Concrètement, en quoi consiste la contre-attaque face à des cyberjihadistes ?
Les moyens de contre-attaque sont quasiment les mêmes que les moyens d’attaque. On peut imaginer attaquer leurs systèmes, les rendre inopérants, capturer les données pour bien comprendre qui ils sont. On peut aussi « boucher leurs tuyaux » pour éviter que les attaques ne passent.
Mais la difficulté, dans ce domaine, est de bien savoir qui se trouve en face de nous. Dans le cas Sony, on lit que l’attaque serait partie d’un hôtel en Thaïlande. A mon avis, elle est passée par là, mais ce n’est pas son point de départ. J’ai déjà vu des attaques menées contre certains de mes clients provenir de serveurs d’écoles maternelles au Vietnam. On se doute bien que ce n’est pas un écolier vietnamien qui l’a lancée, qu’il s’agit simplement de brouiller les pistes. Dans des scénarios plus vicieux, il peut s’agir de faire croire que l’attaque vient d’un endroit en particulier, pour provoquer une contre-attaque sur cette cible. Si l’on n’attribue pas l’attaque au bon responsable, on risque d’infliger des sanctions à un leurre.
Quand vous parlez de « boucher les tuyaux », s’agit-il d’attaques par déni de service, méthode qu’utilisent justement certains hackers ?

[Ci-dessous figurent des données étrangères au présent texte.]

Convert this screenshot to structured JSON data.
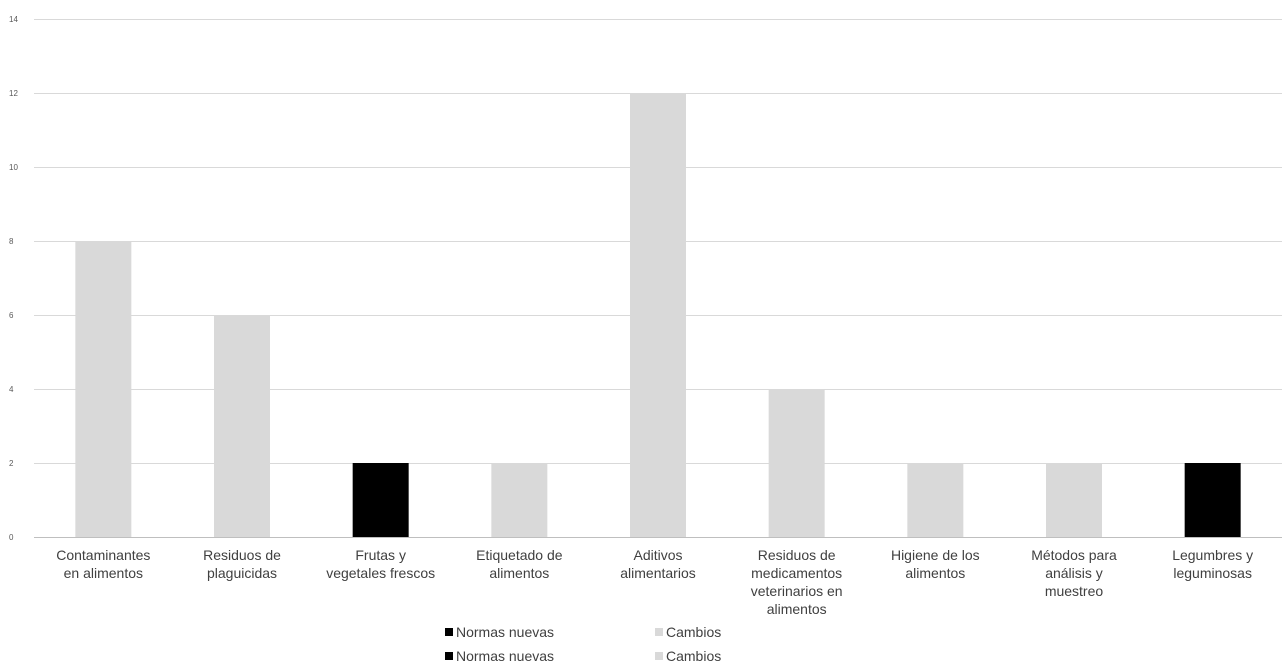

Cette méthode-là n’est efficace que temporairement, pour freiner une attaque. Mais les Etats ont la possibilité, à distance, de faire tomber les réseaux, de les couper, plutôt que de les boucher. Je parle bien des Etats, car les entreprises privées n’ont pas le droit de contre-attaquer. La légitime défense n’existe pas dans le cyberespace. En France, le seul cadre légal aujourd’hui, c’est la loi de programmation militaire, qui donne cette capacité à l’Agence nationale de sécurité des systèmes d’information (Anssi) ou, en tout cas, aux services rattachés au Premier ministre.
Manuel Valls va annoncer une série de mesures, dont certaines concernent internet. Où placer le curseur, entre la neutralité du net, le verrouillage pour empêcher les cyberjihadistes de nuire et la protection de la vie privée ?
C’est une question idéologique fondamentale, mais on n’y trouvera pas de réponse parfaite. Ce qui est certain, c’est qu’il y a une menace, qui, il faut le préciser, représente une très faible portion des usages d’internet. L’énorme majorité des usages sont très bénéfiques, pour l’économie, la culture, notre quotidien. Le plus important, selon moi, c’est le contrôle des moyens qu’on se donne. Il faut, certes, pouvoir être très réactif, car les attaques peuvent être menées très vite, mais il faut se contrôler pour éviter de tomber dans la surveillance généralisée. Ce contrôle peut être exercé par la justice ou des autorités indépendantes.